I didn't have a fungus problem until I got lazy and turned on an overhead sprinkler when my ground irrigation needed repaired. Then I spent the rest of the summer battling it. Well, that and the darn, swallowtail caterpillars and tobacco worms! LOL.

Off to research magic mountains! Thanks :D
 
Today, ordered seeds and a few plants online, the plants being Raspberry and Strawberry. We have a farm store not too far away that had an AMAZING selection of started tomatoes, many heirloom ones too. So, we plan to find out when they will begin to sell those... and plan to be there then since last year we discovered this selection of tomato plants, but about 30% of their list was crossed off as sold out!

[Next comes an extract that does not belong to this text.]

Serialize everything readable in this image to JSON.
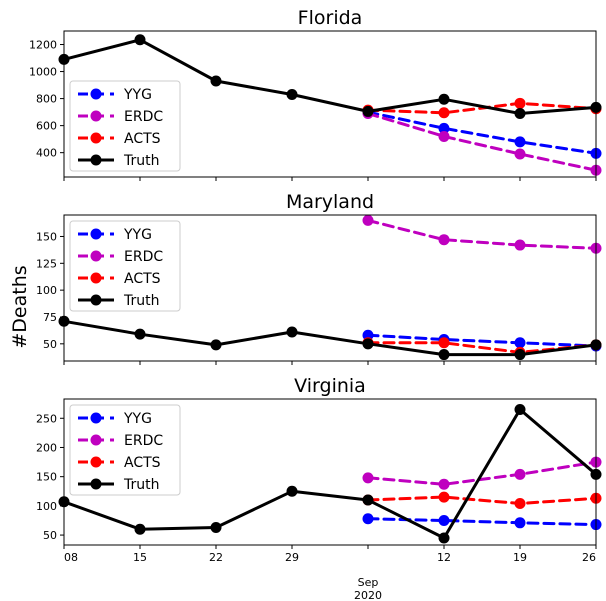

Lots of garden work to plan as it will only be our second spring/summer here. This place was maintained at a very basic level, but that's the best I can say...so, lots of updating and work still to be done, including much landscaping/gardening.
 
So today holiday presents from my MIL and my partner's family came in. o_o; She always overdoes it, and this year is no different! I got a new XL seedling heat mat, 20"x48", and a new 4ft-4 bulb-T5 fluorescent grow lamp, plus a set of 9 4x6 cell plastic seedling trays with water catch, and the Brad's Atomic Grape tomato seeds! Guess I'm trying out yet another variety of tomatoes this year? XD

This is in addition to a million other things, like new animal food bowls, canning jars, crochet needles, clothes, and a few toys.

But as always I'm very excited for new gardening equipment! And this will go a long way towards growing all these new nifty tomatoes I am looking forward to trying out!